Wajibkah Shalat Lima Waktu Berjamaah ?
Shalat
berjama'ah adalah termasuk dari sunnah (yaitu jalan dan petunjuknya) Rasulullah
dan para shahabatnya. Rasulullah dan para shahabatnya selalu melaksanakannya,
tidak pernah meninggalkannya kecuali jika ada 'udzur yang syar'i.
Bahkan ketika Rasulullah sakit pun beliau tetap melaksanakan shalat berjama'ah
di masjid dan ketika sakitnya semakin parah beliau memerintahkan Abu Bakar
untuk mengimami para shahabatnya. Para shahabat pun bahkan ada yang dipapah
oleh dua orang (karena sakit) untuk melaksanakan shalat berjama'ah di masjid.
Kalau kita membaca dan memperhatikan dengan sebaik-baiknya Al-Qur`an, As-Sunnah
serta pendapat dan amalan salafush shalih maka kita akan mendapati bahwa
dalil-dalil tersebut menjelaskan kepada kita akan wajibnya shalat berjama'ah di
masjid.
Diantara dalil-dalil tersebut adalah:
1. Perintah Allah Ta'ala untuk Ruku' bersama orang-orang yang Ruku'
Dari dalil yang menunjukkan wajibnya shalat berjama'ah adalah firman Allah
Ta'ala: "Dan dirikanlah shalat dan tunaikanlah zakat serta ruku'lah
bersama orang-orang yang ruku'." (Al-Baqarah:43).
Berkata Al-Imam Abu Bakr Al-Kasaniy Al-Hanafiy ketika menjelaskan wajibnya
melaksanakan shalat berjama'ah: "Adapun (dalil) dari Al-Kitab adalah
firman-Nya: "Dan ruku'lah bersama orang-orang yang ruku'."
(Al-Baqarah:43).
Allah Ta'ala memerintahkan ruku' bersama-sama orang-orang yang ruku', yang
demikian itu dengan bergabung dalam ruku' maka ini merupakan perintah
menegakkan shalat berjama'ah. Mutlaknya perintah menunjukkan wajibnya
mengamalkannya." (Bada`i'ush-shana`i' fi Tartibisy-Syara`i' 1/155 dan
Kitabush-Shalah hal.66).
2. Perintah melaksanakan Shalat berjama'ah dalam keadaan takut
Tidaklah perintah melaksanakan shalat berjama'ah dalam keadaan biasa saja,
bahkan Allah telah memerintahkannya hingga dalam keadaan takut. Allah
berfirman: "Dan apabila kamu berada di tengah-tengah mereka (shahabatmu)

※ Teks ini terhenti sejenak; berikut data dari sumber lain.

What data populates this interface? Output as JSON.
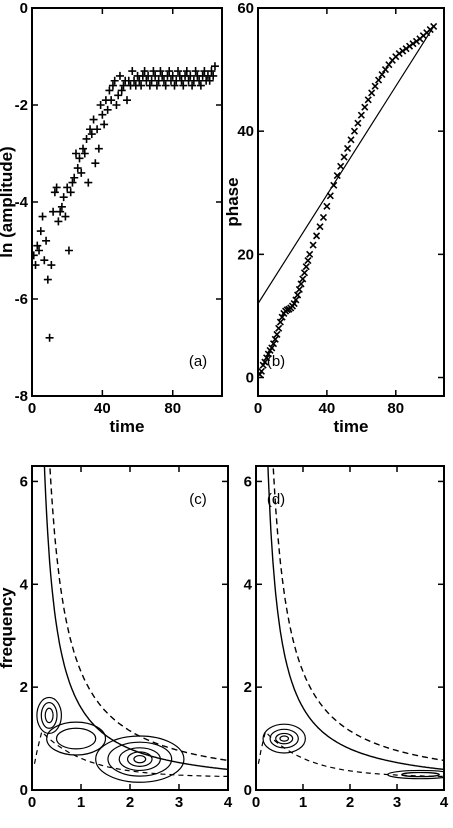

lalu kamu hendak mendirikan shalat bersama-sama mereka, maka hendaklah
segolongan dari mereka berdiri (shalat) besertamu dan menyandang senjata…".
(An-Nisa`:102).
Maka apabila Allah Ta'ala telah memerintahkan untuk melaksanakan shalat
berjama'ah dalam keadaan takut maka dalam keadaan aman adalah lebih ditekankan
lagi (kewajibannya). Dalam masalah ini berkata Al-Imam Ibnul Mundzir:
"Ketika Allah memerintahkan shalat berjama'ah dalam keadaan takut
menunjukkan dalam keadaan aman lebih wajib lagi." (Al-Ausath fis Sunan Wal
Ijma' Wal Ikhtilaf 4/135; Ma'alimus Sunan karya Al-Khithabiy 1/160 dan
Al-Mughniy 3/5).
3. Perintah Nabi untuk melaksanakan shalat berjama'ah
Al-Imam Al-Bukhariy telah meriwayatkan dari Malik bin Al-Huwairits: Saya
mendatangi Nabi dalam suatu rombongan dari kaumku, maka kami tinggal bersamanya
selama 20 hari, dan Nabi adalah seorang yang penyayang dan lemah lembut
terhadap shahabatnya, maka ketika beliau melihat kerinduan kami kepada keluarga
kami, beliau bersabda: "Kembalilah kalian dan jadilah bersama mereka serta
ajarilah mereka dan shalatlah kalian, apabila telah datang waktu shalat
hendaklah salah seorang diantara kalian adzan dan hendaklah orang yang paling
tua (berilmu tentang Al-Kitab & As-Sunnah dan paling banyak hafalan
Al-Qur`annya) diantara kalian mengimami kalian." (Hadits Riwayat
Al-Bukhari no. 628, 2/110 dan Muslim semakna dengannya no. 674, 1/465-466).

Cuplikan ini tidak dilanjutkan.